Gordon hosted The Connection in late June and early July, after longtime
host Chris Lydon and producer Mary McGrath left the program in a dispute
in March over WBUR's refusal to accept their demands for a financial stake
in the show. In a much-publicized hunt for a new host (the Boston Globe
called it "The Connection Derby"), Gordon had impressive credentials,
having worked for the CBC since 1977 with assignments as a Parliamentary
reporter, Moscow correspondent, and South Asia correspondent. He has been
senior correspondent, backup host, and reporter for the CBC national current
affairs radio show This Morning since 1997, has received two Gabriel Awards
and two National Journalism Awards, and been nominated twice for the Actra
Award for excellence in reporting.
Obviously used to thinking on his feet, he manned the mike at The Connection
earlier than expected when he hosted several shows following the September
11 terrorist attacks. He says that he thinks of the program as a continuum,
rather than separated into individual hours or even days -- especially
after the traumatic attacks on America. "Sometimes what we're working
on gets dropped or moved ahead in favor of breaking news," he says.

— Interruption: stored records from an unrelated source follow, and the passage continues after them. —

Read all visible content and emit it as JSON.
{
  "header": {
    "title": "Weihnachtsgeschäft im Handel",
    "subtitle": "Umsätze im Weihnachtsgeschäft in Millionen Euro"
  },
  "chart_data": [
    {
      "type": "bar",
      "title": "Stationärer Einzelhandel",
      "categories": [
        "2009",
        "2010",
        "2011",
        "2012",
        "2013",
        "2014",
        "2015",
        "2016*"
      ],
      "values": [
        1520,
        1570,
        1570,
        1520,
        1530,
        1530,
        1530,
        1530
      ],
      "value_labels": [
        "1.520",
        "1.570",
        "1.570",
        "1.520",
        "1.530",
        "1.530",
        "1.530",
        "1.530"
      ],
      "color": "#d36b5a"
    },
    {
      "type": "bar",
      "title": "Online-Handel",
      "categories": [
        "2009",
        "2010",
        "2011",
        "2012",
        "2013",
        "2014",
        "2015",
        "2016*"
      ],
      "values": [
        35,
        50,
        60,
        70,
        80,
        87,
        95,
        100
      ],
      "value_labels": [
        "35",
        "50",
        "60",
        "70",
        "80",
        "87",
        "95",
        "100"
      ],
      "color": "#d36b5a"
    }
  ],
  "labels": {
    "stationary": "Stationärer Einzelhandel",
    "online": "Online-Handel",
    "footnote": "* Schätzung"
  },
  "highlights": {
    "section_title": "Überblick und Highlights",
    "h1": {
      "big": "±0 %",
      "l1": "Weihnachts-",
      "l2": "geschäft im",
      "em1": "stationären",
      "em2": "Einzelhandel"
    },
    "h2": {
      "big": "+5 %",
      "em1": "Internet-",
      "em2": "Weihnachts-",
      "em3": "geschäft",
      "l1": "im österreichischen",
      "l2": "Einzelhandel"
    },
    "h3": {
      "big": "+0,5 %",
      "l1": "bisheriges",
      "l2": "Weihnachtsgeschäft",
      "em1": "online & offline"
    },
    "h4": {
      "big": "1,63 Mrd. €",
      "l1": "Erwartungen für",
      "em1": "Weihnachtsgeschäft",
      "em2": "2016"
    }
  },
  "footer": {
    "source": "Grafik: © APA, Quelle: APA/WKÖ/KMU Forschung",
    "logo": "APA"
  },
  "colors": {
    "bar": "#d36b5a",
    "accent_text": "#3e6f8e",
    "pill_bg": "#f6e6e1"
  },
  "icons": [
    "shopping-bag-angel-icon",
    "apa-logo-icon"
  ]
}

In fact, a show entitled "Terrorism and the Transformation of America,"
was taped live at the Tsai Performance Center on October 9, and aired
on Wednesday, October 10, at
With his extensive overseas experience, Gordon expects to bring a unique
perspective to the show. He's seen firsthand the effects of the Taliban's
fanaticism, reporting on an orphanage in Kabul that was left almost unstaffed
after the Islamic fundamentalists banned women from the workplace in 1996.
"I was allowed to walk though dormitories that were full of morose,
underfed children who were between 2 and 12 years old," he recalls.
"The school was closed and the cafeteria was closed because they
had been staffed by women."
Gordon is "intelligent, curious, and accessible, and brings a wealth
of experience to the program," says Jay Kernis, National Public Radio's
senior vice president for programming. "Dick Gordon and [senior producer]
Graham Smith are professionals in every sense of the word," says
WBUR General Manager Jane Christo, "dedicated to the highest standards
of broadcast journalism and to serving the listener."